Build instructions for Windows

Build instructions for OSX

Build instructions for Linux

Download

Release 0.2.0 [download] [release notes]

• Number of times downloaded: [stats]

Projects using this code

• Visual Teach and Repeat for Long-Range Rover Autonomy

Please send us links to your project!

About the Authors

Paul Furgale is a PhD candidate in the Autonomous Space Robotics Lab at the University of Toronto Institute for Aerospace Studies. His research works to expand the basic Visual Odometry pipeline to enable long-range autonomous rover navigation. [website]
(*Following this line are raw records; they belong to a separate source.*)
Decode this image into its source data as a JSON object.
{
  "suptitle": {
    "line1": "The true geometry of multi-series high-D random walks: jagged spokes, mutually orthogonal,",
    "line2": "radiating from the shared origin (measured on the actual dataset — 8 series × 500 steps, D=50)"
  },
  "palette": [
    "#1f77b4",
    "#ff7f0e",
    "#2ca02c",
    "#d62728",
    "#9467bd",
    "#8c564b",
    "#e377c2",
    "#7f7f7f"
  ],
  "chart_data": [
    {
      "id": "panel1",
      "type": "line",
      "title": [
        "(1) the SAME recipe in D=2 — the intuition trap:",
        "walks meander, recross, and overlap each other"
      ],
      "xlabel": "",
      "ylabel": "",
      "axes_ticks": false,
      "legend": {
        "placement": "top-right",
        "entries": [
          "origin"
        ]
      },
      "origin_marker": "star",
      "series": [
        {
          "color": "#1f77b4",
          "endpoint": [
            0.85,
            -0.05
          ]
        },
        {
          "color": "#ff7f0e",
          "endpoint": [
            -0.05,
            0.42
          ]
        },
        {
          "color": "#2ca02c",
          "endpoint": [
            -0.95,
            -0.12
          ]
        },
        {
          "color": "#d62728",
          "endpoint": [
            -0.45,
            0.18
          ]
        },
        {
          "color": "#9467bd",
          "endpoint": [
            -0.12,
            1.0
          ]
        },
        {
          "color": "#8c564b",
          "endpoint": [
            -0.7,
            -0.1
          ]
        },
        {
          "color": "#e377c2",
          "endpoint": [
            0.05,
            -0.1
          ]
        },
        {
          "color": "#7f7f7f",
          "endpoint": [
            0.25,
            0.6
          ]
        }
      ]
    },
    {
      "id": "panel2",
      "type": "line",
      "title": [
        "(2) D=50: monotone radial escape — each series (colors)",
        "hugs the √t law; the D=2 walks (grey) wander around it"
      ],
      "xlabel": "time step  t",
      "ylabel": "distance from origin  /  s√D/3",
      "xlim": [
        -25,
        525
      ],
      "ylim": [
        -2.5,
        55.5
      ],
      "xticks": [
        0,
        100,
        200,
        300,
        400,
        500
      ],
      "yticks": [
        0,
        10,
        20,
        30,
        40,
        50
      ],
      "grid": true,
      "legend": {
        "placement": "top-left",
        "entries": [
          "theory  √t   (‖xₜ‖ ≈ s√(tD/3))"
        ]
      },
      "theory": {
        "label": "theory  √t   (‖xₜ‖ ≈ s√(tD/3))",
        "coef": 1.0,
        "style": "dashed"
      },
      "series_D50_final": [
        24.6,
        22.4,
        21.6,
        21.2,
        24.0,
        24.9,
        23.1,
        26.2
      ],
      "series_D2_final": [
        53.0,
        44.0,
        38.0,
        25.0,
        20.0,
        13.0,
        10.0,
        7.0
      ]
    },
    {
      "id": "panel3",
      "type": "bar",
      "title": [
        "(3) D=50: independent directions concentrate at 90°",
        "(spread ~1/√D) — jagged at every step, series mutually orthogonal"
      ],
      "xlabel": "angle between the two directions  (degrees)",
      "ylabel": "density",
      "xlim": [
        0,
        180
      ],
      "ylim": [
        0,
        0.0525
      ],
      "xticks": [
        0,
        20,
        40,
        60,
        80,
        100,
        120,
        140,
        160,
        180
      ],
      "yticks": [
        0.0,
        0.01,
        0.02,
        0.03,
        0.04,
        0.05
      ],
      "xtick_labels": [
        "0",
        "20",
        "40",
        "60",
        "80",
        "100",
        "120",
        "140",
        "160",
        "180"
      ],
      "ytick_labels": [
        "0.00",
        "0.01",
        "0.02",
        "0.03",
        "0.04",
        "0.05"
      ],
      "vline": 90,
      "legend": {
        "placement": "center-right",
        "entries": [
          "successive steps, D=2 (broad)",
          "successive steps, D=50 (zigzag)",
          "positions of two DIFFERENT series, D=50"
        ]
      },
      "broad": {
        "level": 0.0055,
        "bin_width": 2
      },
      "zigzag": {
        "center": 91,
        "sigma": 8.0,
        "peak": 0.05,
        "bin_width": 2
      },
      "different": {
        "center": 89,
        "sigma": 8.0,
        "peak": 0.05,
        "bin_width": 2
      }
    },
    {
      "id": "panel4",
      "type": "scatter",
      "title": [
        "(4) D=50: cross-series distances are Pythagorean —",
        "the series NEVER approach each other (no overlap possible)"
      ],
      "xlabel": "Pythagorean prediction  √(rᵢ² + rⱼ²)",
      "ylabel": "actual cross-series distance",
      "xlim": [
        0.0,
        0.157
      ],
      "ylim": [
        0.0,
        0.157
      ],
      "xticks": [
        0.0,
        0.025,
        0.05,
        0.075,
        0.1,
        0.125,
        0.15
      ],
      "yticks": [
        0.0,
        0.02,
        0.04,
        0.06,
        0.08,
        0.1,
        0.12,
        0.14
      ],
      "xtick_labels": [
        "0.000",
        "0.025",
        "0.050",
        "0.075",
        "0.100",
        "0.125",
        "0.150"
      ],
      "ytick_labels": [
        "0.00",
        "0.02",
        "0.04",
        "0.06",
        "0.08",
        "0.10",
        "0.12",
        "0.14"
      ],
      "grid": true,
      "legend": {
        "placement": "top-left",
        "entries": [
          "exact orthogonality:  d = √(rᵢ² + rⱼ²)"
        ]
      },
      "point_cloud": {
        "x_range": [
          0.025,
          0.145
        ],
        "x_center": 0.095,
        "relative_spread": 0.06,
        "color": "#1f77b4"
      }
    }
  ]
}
Chi Hay Tong is a PhD student in the Autonomous Space Robotics Lab at the University of Toronto Institute for Aerospace Studies. His research interests involve robust 3D worksite mapping using laser rangefinders. [website]

Contact Information

Inquiries about the project can be directed at (paul.furgale_AT_NOSPAM_utoronto.ca).

License

This code is released under a BSD license.

Acknowledgements

Many people have helped us in the development of this code and we would like to thank some of them here. Gaetan Kenway helped with the initial development of the code during an excellent course run by Dr. A. Moshovos at the University of Toronto. Thanks to Mikolajczyk et al. [3] and Bay et al. [1] for providing us with libraries that let us evaluate if we were on the right track. Thanks to people who have provided feedback so far: Alastair Harrison and David McKinnon. Finally, thanks to our supervisor Tim Barfoot for providing equipment and support, even though we were supposed to be working on our theses.

References

[1] H. Bay, A. Ess, T. Tuytelaars, and L. Van Gool. Speeded-up robust features (SURF). Computer Vision and Image Understanding, 110(3):346-359, 2008.

[2] NVIDIA Corporation, 2701 San Tomas Expressway, Santa Clara, CA. NVIDIA CUDA Programming Guide, 2.3.1 edition.

[3] K. Mikolajczyk, T. Tuytelaars, C. Schmid, A. Zisserman, J. Matas, F. Schaffalitzky, T. Kadir, and L. V. Gool. A comparison of affine region detectors. International Journal of Computer Vision, 65(1-2):43-72, November 2005.

[4] T. Terriberry, L. French, and J. Helmsen. GPU Accelerating Speeded-Up Robust Features. In Proceedings of the 4th International Symposium on 3D Data Processing, Visualization and Transmission, 355–362, June 2008.